In the milk jug (left), details of just some of the lives of Warsaw's Jews were stored as part of the Ringelblum/Oneg Shabbat archives. The archive is a collection of documents from the Warsaw ghetto that sought to preserve Jewish life, and was collected by a group led by Jewish historian Emanuel Ringeblum within the ghetto. The archive is a remarkable testament to the spirit of resistance in the Ghetto.

On my bus, we were lucky enough to be joined by Holocaust survivor Mala Tribich MBE. Seeing Mala read from the Oneg Shabbat exhibition was very moving, as she provided us with a living link to that period, and reminded us that the Holocaust was not an abstract piece of history, but an atrocity committed by human beings, which impacted millions of individual lives. I look forward to seeing the exhibition again.

Majdanek: Visiting the former Nazi concentration and extermination camp

Majdanek was a concentration camp established in the Autumn of 1941 on the edge of the city of Lublin in German-occupied Poland. By late 1942, Majdanek had been transformed into extermination camp, with the construction of gas chambers at the site. In 1943, SS leader Heinrich Himmler ordered the elimination of all remaining Jews in the Lublin region. 3 November 1943 saw one of the largest mass shootings of the Holocaust with the killing of approximately 18,000 Jews at Majdanek.

Visiting Majdanek was a very sombre experience. When the Nazis left the camp in 1945, with the rapid advance of the Soviet Red Army, they were left with little time to destroy the harrowing and incriminating evidence of the atrocities that had taken place, including the human remains of those murdered there. These remains now lie beneath a large concrete dome (pictured below on the left), a mausoleum which dominates the surrounding area. Walking through the camp gave you just a glimpse into the scale of the atrocities.

Concrete Dome Mausoleum, below which sits a mound of ashes of the victims that were murdered at Majdanek (L) A view of the old watchtowers and fences that still remain in the camp.(R)

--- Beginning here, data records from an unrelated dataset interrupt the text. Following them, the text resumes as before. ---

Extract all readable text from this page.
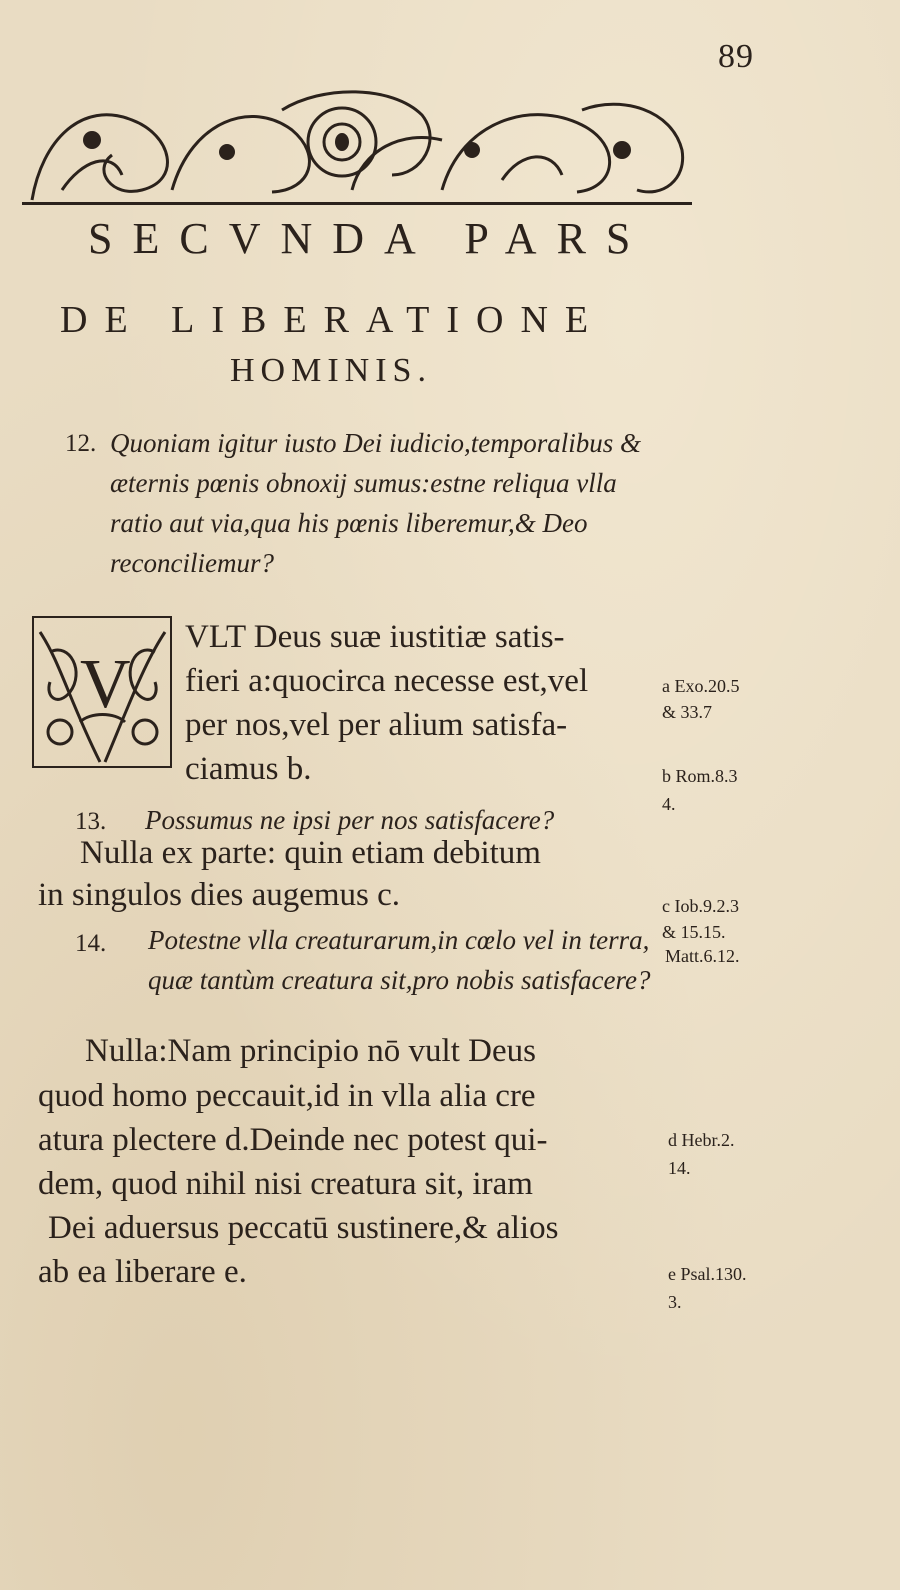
89
SECVNDA PARS
DE LIBERATIONE
HOMINIS.
12. Quoniam igitur iusto Dei iudicio,temporalibus & æternis pœnis obnoxij sumus:estne reliqua vlla ratio aut via,qua his pœnis liberemur,& Deo reconciliemur?
V
VLT Deus suæ iustitiæ satis-
fieri a:quocirca necesse est,vel
per nos,vel per alium satisfa-
ciamus b.
13. Possumus ne ipsi per nos satisfacere?
Nulla ex parte: quin etiam debitum
in singulos dies augemus c.
14. Potestne vlla creaturarum,in cœlo vel in terra, quæ tantùm creatura sit,pro nobis satisfacere?
Nulla:Nam principio nō vult Deus
quod homo peccauit,id in vlla alia cre
atura plectere d.Deinde nec potest qui-
dem, quod nihil nisi creatura sit, iram
Dei aduersus peccatū sustinere,& alios
ab ea liberare e.
a Exo.20.5
& 33.7
b Rom.8.3
4.
c Iob.9.2.3
& 15.15.
Matt.6.12.
d Hebr.2.
14.
e Psal.130.
3.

Belzec: Visiting the former Nazi extermination camp

Belzec extermination camp was constructed at the end of 1941, and was the first to have stationary gas chambers. The murders at Belzec took place over the course of just nine months from March to December 1942. Almost 500,000 Jews were sent to Belzec. Only two are known to have survived.

At Belzec, we were privileged to be joined by Holocaust survivor Harry Olmer BEM. We held a memorial ceremony here in memory of Harry’s family, many of whom were murdered at Belzec. It was extremely moving, and we will be attending a similar memorial on the march this year.

The site of the former Nazi extermination camp Belzec. There is nothing left of the original camp and as such the whole site has been turned into a large memorial.

Memorials of mass graves

A memorial at a mass grave site.

Something I found particularly harrowing during my visit was the absence of reminders. We visited several mass graves during the visit, but all that was left to tell us of these massacres were our educators and the memorials which marked the graves. These were otherwise peaceful green surroundings that seemed so unassuming. It was something that I found difficult to process.

March of the Living

Our group of Holocaust Educational Trust Regional Ambassadors with survivor Mala Tribich MBE, about to take part in the march.

On the last day of the programme, we took part in March of the Living – the march that gives this whole five-day educational visit its name. Beginning in Auschwitz I before walking to Birkenau, we were amongst 12,000 people from all over the world. It was a surreal experience, with members of the march demonstrating a variety of emotional responses. Some were cheering – celebrating that the Jewish people are still here and alive today. Some were silent – conflicted by being in a space where so many people were murdered. What is for certain is that the March is a significant act of resistance to the Holocaust – thousands of people including survivors and their descendants marching in a place where 1.1 million people were murdered simply for who they were.

The processing sessions, held each evening, were for me the most engaging moments of the trip. These meetings allowed us to explore our thoughts and feelings from that day, and is the main reason why I have chosen to return to March of the Living, this time as a bus leader, looking after a group of around 40 students from the UK (including some of the Trust’s Regional Ambassadors). I am keen to help new participants express themselves while taking part in the visit, which can be a difficult process.